Luke 1:5-23
In our own lives, and as a nation, we face events and times when things look hopeless. In the spring of 1958, I was single, working, and living in my parents’ home. I had a closet full of nice clothes; shirts, pants, jackets, coats, and shoes. But one day, I experienced how fast a life can change. Lightning struck our home that day and started a fire. We had no rural fire department. That night I stood on the cement steps of the house and looked at the smoldering ashes that once had been our home. My Dad, being a farmer, did not have fire insurance. We lost many items and keepsakes that had been a part of our family history. We lost the picture history of our family. At that moment I felt a deep hopelessness. Our family was always a part of our little country church. It was the church family, friends, and family members that put faith into action and together we rebuilt the home before the end of that summer. It was the hearts of a Christian family that restored me to being a person that lived with hope. This was long before we had Habitat for Humanity.
You see, real hope only lives in the life and hearts of Christians that believe and know the hope of the living Christ.
December 7, 1941, the Japanese attacked Pearl Harbor. We lost most of our Navy and had thousands killed in that attack. Our family gathered around an old AM radio and listened to the news. Even though I was only five years old, I knew something very bad had happened to our nation. It was an event that pulled us together as a nation, and by 1945, after a long, hard war that had cost suffering, loss and death to people in our country, we saw the men and women in our military give us hope for peace as we defeated our common enemies. In those dark days of World War II, our church houses were filled with people that would bring hope to life again by faith in God.
Charles Schulz captured the spirit of many that fought for our freedom. He had Snoopy as a G.I. in a fox hole with a machine gun. He was in the rain and mud. G.I. Snoopy wrote this letter to his mother. “Dear Mom, Just a note to tell you I am well. They say we will be home by Christmas! I hope so.”
We turn to the scripture to see faith in God as the true source for lasting hope even in our dark hours. We read in Luke about the hopelessness of a man named Zechariah and his wife Elizabeth. They had grown old and they had wanted children. Now they faced a deep hopelessness that they would never know the joy of having a son or daughter. They were a people of faith but had given up hope for a child because of their age. When things that we believe as humans seem hopeless, we see the God of hope change the outcome of lives and events.
“One day Zechariah was serving God in the Temple, for his order was on duty that week. As was the custom of the Priest, he was chosen by lot to enter the Sanctuary of the Lord and burn incense. While the incense was being burned, a great crowd stood outside, praying.
While Zechariah was in the sanctuary, an angel of the Lord appeared to him, standing to the right of the incense altar. Zechariah was shaken and overwhelmed with fear when he saw him. But the angel said, ‘Don’t be afraid, Zechariah!
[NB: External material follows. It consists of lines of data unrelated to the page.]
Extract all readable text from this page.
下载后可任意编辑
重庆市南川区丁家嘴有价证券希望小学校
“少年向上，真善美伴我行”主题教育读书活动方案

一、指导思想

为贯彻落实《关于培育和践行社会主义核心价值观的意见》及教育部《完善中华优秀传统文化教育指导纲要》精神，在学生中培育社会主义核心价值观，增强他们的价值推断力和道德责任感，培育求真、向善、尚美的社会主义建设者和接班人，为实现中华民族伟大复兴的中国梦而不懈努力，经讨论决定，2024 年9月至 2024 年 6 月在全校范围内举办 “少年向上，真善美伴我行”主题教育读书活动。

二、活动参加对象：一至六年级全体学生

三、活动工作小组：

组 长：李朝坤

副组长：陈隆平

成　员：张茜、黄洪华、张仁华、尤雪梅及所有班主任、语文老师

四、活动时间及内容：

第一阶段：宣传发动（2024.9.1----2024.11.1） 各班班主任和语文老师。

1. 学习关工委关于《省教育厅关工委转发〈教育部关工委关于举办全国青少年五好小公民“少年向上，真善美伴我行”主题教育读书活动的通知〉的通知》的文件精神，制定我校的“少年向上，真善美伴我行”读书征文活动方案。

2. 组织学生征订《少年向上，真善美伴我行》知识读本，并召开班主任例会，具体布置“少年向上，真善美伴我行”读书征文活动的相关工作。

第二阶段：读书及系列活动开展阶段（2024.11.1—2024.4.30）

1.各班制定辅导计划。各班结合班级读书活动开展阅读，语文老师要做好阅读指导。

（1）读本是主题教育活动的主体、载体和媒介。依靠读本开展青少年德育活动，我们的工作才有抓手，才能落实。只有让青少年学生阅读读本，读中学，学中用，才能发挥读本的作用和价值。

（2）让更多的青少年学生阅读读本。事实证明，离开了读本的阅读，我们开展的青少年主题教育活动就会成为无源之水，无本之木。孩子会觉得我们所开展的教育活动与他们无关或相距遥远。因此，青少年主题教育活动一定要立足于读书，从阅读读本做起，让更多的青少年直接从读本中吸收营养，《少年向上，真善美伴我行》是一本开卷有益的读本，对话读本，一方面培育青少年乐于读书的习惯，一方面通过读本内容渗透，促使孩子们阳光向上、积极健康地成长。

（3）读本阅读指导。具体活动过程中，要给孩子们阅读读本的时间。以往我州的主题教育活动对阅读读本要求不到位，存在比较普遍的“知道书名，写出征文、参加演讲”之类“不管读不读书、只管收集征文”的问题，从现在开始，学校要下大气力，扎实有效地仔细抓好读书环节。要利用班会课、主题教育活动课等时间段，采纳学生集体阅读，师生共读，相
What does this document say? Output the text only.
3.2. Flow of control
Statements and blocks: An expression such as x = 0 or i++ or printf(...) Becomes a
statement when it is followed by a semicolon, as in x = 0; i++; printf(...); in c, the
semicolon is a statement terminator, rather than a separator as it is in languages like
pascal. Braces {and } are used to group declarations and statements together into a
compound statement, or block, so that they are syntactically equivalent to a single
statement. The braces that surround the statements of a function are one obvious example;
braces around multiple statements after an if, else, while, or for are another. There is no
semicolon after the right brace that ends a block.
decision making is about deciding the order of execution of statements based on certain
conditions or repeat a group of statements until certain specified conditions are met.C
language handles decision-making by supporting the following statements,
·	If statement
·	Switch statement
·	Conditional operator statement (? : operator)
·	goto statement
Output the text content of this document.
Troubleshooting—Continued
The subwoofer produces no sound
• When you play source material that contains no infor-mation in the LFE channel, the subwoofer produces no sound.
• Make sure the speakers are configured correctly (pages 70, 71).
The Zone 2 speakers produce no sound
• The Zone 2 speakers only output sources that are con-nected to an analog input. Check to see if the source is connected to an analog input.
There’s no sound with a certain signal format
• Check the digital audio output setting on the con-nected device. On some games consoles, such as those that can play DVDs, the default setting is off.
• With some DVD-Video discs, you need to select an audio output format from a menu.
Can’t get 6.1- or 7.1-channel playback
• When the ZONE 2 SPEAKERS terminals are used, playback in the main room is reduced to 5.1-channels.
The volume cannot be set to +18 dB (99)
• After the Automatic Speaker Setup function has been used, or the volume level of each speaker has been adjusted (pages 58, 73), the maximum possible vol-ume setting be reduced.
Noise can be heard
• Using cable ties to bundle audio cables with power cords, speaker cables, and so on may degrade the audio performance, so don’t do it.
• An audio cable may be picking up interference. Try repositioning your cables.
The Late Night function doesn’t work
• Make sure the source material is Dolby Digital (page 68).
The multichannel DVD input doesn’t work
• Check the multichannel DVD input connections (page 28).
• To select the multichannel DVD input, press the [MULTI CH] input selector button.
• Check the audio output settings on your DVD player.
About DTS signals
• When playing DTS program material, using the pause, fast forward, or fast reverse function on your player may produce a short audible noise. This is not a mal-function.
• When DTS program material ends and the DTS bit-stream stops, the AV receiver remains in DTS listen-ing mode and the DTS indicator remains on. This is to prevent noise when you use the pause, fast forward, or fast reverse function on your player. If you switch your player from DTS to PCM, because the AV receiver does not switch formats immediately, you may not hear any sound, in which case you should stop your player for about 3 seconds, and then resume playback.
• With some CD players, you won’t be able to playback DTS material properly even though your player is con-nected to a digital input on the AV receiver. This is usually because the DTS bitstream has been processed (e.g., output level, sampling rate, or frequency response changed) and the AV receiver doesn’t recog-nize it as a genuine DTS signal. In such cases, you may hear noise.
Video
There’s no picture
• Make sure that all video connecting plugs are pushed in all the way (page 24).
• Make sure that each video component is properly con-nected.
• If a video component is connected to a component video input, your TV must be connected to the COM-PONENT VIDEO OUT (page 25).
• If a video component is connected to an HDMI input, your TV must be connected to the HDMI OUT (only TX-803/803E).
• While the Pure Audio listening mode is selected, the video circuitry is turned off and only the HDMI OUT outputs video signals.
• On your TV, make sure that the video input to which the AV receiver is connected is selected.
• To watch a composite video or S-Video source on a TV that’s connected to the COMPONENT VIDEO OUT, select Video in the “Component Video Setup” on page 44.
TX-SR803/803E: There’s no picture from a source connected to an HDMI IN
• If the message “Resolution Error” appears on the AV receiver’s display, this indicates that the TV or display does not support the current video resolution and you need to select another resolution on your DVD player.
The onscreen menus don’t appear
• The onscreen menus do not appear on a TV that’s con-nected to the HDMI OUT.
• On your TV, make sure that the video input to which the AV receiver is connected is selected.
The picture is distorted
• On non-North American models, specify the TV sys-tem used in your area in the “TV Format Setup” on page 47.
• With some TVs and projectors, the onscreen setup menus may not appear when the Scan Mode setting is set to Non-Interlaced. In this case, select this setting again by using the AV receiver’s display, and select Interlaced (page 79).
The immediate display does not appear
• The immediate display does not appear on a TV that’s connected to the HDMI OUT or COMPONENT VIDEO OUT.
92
God has heard your prayer. Your wife Elizabeth will give you a son, and you are to name him John. You will have great joy and gladness, and many will rejoice at his birth, for he will be great in the eyes of the Lord. He must never touch wine or other alcoholic drinks. He will be filled with the Holy Spirit even before his birth, and he will turn many Israelites to the Lord. He will turn the hearts of the fathers to their children, and he will cause those who are rebellious to accept the wisdom of the godly.’
Zechariah said to the angel, ‘How can I be sure this will happen? I am an old man now and my wife is also well along in years.’
Then the angel said, ‘I am Gabriel! I stand in the very presence of God. It was He who sent me to bring you the Good News! But now since you didn’t believe what I said, you will be silent and unable to speak until the child is born. For my words will certainly be fulfilled at the proper time.’
When Zechariah’s week of service in the temple was over, he returned home. Soon afterward his wife, Elizabeth, became pregnant and went into seclusion for five months. ‘How kind the Lord is!’, she exclaimed, ‘He has taken away my disgrace of having no children.’”
Only a faith in Jesus Christ will produce the power of hope in our lives, or in a nation’s life. The world we live in does not have the power to change hopelessness. That night as I stood and watched the embers of the fire that had destroyed our home, it changed the way I looked at life. I knew the things that I had valued, like a closet full of clothes, wasn’t what could ever produce hope. Hope is born out of our faith in Jesus Christ. It is the hope I gained by faith that even in that hopeless moment has sustained me for the past sixty-two years. Even in the dark hours of the attack on Pearl Harbor, we saw hope reborn as we fought to survive as a free people. We are living in some very hard times now in 2020, but a true faith in Jesus Christ will get us through the hard times and restore the power of hope in our life.
Zechariah and Elizabeth knew by their own experience that the God they believed in and served was the source of lasting hope.
All things don’t turn out the way we thought they would but in faith God turns things out the way they should. He is our lasting source of hope. Turn your hearts to the God of Hope.